Firstly, the Black Looks blog made a really interesting point, suggesting the conference never existed in the first place – it was a hoax:
“local LGBT activists are not aware of the conference,” Sokari writes, “It seems to me that there is a possibility that the whole thing is a hoax to stir up anti gay feelings and undermine HIV/AIDS projects that cater to the needs of the LGBT community.”
If this is the case then it’s worked. Also if it’s the case, then the BBC’s charming Accra stringer, Kwaku Sakyi-Addo should be looking into it.
Hoax or not, the conference scandal has also sparked a good debate on homosexuality in Africa. The BBC’s Have Your Say forum has been inundated with comments – several raising my point that in a religous country, it’s to some extent understandable, and that in the west, we shouldn’t we be sticking our oar in telling Ghanaian people what’s morally right or wrong by our standards.
- “Why should Africa be forced to accept Western values? Are modern Western values better than other cultures? Perhaps their values are better than ours?” said Phil from Wales.
- Kwame in New York made one of my favourite points about Africa: “Africa is a group of countries, and attitudes towards homosexuality differ. I’d never dare to come out in countries like Kenya or Nigeria, for example, but would find it easier in South Africa. The BBC really should know better than to lump all the countries into one!”
- And Rachel from Kenya suggested that religion or not, persecution is against all moral codes: “Gay people exist and it goes without saying that cruelty to any human being is unacceptable. Africans are not about the persecution of Gay people we just dont encourage as an option on the list of lifestyle choices. In the past homosexuality within a family or community was dealt with quietly with no anger or hatred, it was just made clear that it was unacceptable.”

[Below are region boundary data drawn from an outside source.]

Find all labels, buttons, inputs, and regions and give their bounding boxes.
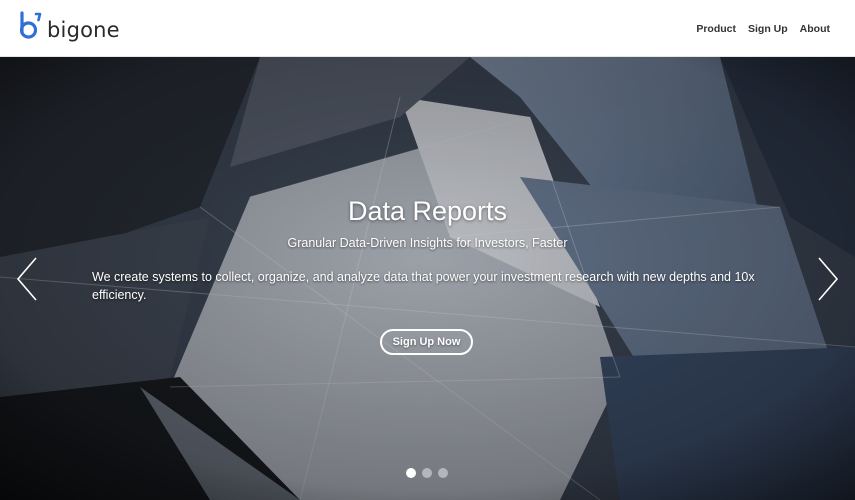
hero-description: We create systems to collect, organize, … bbox=[92, 270, 755, 302]
navbar: bigone Product Sign Up About bbox=[0, 0, 855, 57]
carousel-prev-button[interactable] bbox=[16, 256, 38, 302]
hero-subtitle: Granular Data-Driven Insights for Invest… bbox=[287, 236, 568, 250]
carousel-indicators bbox=[406, 468, 448, 478]
hero-title: Data Reports bbox=[347, 196, 508, 226]
carousel-next-button[interactable] bbox=[817, 256, 839, 302]
carousel-dot-1[interactable] bbox=[406, 468, 416, 478]
chevron-left-icon bbox=[16, 257, 37, 301]
sign-up-now-button[interactable]: Sign Up Now bbox=[380, 329, 473, 355]
brand-name: bigone bbox=[47, 18, 120, 42]
carousel-dot-2[interactable] bbox=[422, 468, 432, 478]
nav-link-about[interactable]: About bbox=[800, 23, 830, 35]
hero-carousel: Data Reports Granular Data-Driven Insigh… bbox=[0, 57, 855, 500]
main-nav: Product Sign Up About bbox=[696, 23, 830, 35]
nav-link-product[interactable]: Product bbox=[696, 23, 736, 35]
nav-link-sign-up[interactable]: Sign Up bbox=[748, 23, 788, 35]
carousel-dot-3[interactable] bbox=[438, 468, 448, 478]
chevron-right-icon bbox=[818, 257, 839, 301]
bigone-logo-icon bbox=[19, 11, 42, 39]
brand-logo[interactable]: bigone bbox=[18, 11, 120, 47]
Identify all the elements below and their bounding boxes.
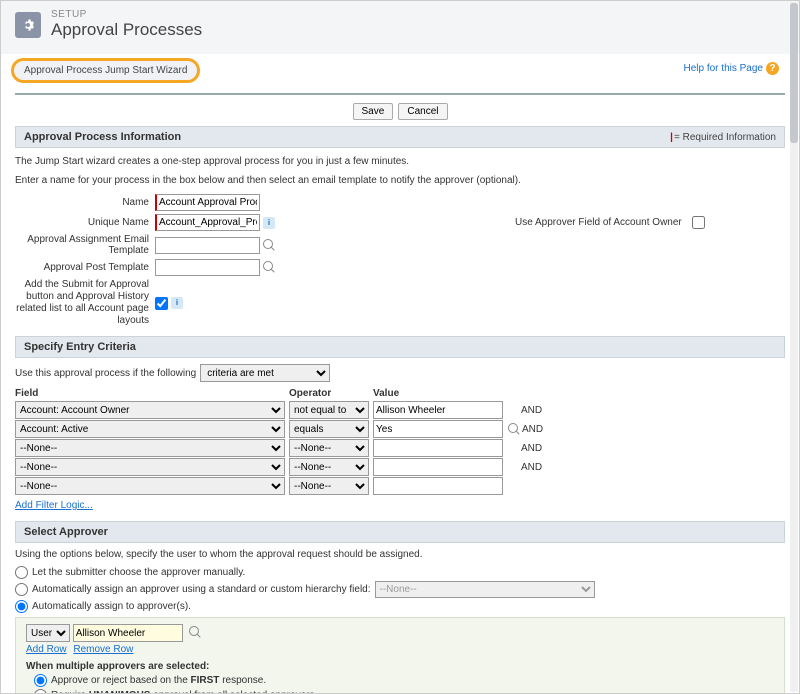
gear-icon	[15, 12, 41, 38]
approver-assignment-box: User Add Row Remove Row When multiple ap…	[15, 617, 785, 694]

So the cancellation of the conference – whether it was ever genuine or not – has at least given the issue of homosexuality in Africa a fresh breath and a new light. I hope people keep commenting on it. And it also prompted one reader – worldofgold – to try and get something more than debate from adamwestbrook.co.uk writing:
“Are there any places in Accra / Tema where one can find gay men?
I have been here in Ghana since the last two months but other than a few money seekers and some white men, I havent been able to locate decent gay Ghanaians?”
If anyone has any suggestions for worldofgold, I’d be happy to pass them on!